The lawsuit stems from a photo posted by Crookston on Facebook in 2012 showing his write-in vote for a friend for a Michigan State University trustee position. Crookston said he was unaware he was breaking the law when he posted a picture of his ballot.
According to state statute, taking pictures or videos in a polling place is considered an “election day offense,” with the only exception being for credentialed news media in limited, pre-determined situations. State law goes even further to stipulate that any ballot shown to someone else other than an individual tasked with legally assisting the voter cast that ballot “shall not be deposited in the ballot box,” but instead marked “rejected for exposure,” meaning the vote won’t be counted.

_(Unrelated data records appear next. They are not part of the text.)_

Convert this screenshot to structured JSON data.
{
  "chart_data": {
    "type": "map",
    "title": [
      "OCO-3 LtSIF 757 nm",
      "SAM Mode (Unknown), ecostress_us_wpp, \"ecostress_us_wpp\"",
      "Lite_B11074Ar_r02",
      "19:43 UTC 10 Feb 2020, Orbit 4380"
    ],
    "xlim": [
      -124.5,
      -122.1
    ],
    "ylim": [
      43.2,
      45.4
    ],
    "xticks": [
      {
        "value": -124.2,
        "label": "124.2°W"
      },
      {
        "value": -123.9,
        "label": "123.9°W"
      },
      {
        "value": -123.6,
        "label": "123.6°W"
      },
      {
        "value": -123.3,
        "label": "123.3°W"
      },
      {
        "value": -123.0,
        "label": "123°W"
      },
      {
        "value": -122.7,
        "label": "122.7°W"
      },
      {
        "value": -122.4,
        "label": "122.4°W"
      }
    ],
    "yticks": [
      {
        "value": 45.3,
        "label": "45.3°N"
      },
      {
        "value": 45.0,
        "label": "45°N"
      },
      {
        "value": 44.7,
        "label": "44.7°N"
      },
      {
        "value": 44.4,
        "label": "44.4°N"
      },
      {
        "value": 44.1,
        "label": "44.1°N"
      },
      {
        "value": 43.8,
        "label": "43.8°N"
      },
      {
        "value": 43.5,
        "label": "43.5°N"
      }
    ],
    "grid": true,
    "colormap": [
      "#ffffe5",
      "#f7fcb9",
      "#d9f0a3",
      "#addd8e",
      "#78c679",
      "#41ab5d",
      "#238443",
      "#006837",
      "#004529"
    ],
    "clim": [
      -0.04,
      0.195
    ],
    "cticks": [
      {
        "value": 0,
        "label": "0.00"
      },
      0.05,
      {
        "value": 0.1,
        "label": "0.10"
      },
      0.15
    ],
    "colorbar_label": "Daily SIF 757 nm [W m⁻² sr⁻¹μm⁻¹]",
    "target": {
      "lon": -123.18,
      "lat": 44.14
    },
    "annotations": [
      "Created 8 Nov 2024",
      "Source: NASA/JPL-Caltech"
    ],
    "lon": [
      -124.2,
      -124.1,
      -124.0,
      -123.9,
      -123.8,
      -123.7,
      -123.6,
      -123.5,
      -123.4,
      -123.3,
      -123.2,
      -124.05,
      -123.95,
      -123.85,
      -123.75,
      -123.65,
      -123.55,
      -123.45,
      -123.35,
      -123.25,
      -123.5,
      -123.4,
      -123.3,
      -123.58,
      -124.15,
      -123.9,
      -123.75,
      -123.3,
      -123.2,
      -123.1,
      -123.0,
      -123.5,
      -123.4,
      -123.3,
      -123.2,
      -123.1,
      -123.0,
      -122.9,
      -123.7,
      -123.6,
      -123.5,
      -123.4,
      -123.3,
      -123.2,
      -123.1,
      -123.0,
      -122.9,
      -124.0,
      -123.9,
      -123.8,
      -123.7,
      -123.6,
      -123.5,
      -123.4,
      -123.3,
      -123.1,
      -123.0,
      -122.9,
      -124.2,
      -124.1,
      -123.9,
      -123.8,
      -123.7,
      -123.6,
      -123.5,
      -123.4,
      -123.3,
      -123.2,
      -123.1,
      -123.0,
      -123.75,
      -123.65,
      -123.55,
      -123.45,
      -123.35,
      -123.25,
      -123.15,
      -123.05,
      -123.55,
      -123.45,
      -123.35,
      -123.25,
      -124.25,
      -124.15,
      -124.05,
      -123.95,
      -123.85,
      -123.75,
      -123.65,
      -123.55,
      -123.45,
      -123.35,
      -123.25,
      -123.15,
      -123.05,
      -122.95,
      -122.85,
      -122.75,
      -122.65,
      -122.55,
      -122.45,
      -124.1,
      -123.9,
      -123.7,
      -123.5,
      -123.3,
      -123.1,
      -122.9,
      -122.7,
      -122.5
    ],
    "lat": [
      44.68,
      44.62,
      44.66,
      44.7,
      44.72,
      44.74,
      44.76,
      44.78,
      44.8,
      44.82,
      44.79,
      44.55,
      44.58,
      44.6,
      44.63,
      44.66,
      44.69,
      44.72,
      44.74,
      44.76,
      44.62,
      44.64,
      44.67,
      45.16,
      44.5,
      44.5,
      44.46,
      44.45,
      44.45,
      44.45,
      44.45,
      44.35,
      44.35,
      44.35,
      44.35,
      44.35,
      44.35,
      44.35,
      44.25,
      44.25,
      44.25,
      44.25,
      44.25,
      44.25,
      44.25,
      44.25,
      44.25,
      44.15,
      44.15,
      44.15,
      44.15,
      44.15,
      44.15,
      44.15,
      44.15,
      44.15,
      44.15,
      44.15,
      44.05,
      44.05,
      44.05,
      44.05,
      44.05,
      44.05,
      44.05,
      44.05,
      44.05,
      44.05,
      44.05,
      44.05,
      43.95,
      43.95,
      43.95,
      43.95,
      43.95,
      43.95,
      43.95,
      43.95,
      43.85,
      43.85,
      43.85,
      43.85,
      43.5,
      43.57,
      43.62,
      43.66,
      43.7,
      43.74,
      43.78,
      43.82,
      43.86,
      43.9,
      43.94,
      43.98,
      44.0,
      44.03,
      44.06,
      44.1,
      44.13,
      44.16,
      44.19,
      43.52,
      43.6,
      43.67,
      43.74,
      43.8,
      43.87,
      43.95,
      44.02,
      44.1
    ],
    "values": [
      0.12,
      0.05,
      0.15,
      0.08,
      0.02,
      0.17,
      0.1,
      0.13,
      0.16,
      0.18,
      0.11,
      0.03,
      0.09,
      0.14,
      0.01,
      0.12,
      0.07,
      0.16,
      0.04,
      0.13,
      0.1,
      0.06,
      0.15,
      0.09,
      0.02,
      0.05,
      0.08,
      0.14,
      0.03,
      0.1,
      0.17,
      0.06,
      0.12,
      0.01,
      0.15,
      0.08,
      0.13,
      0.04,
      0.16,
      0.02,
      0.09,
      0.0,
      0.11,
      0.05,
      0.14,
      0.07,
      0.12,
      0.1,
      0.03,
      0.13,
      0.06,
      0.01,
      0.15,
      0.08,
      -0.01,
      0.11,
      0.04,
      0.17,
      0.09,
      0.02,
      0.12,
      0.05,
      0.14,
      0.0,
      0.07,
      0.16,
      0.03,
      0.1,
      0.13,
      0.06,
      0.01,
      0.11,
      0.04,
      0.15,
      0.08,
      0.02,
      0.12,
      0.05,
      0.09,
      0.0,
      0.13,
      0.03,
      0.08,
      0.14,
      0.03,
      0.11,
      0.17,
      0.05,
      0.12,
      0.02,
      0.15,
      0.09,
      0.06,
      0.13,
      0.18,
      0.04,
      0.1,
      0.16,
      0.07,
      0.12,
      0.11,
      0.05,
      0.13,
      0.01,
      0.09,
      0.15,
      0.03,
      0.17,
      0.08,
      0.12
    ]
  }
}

The law—which has been enacted since 1891—was passed to curtail the practices of vote buying and ballot exposure, which were common place in elections in Michigan and across the United States prior, Fred Woodham, spokesperson for the state bureau of elections, previously told FOX 17.
Asked for a response to the ruling on Monday afternoon, Woodhams said the state was still reviewing the judge’s decision.
There are laws against sharing any photo of your ballot in 18 states, while six other states bar photography in polling places but do allow photos of mail-in ballots, according to a review by The Associated Press.
A recent federal appeals court decision in New Hampshire ruled that state’s “ballot selfie” ban unconstitutional. Upholding a lower court ruling, the decision in New Hampshire called the state’s 2014 law an overreaction to an unsubstantiated concern.
During Michigan’s August primary, U.S. Rep. Justin Amash, R-Cascade Township, even retweeted photos from supporters showing they voted for him.
“It’s one of the reasons I brought this case,” Klein told FOX 17 last month. “Ballot selfies are a fact, they are happening and they’re happening nationwide and in many states where it’s illegal, including Michigan.”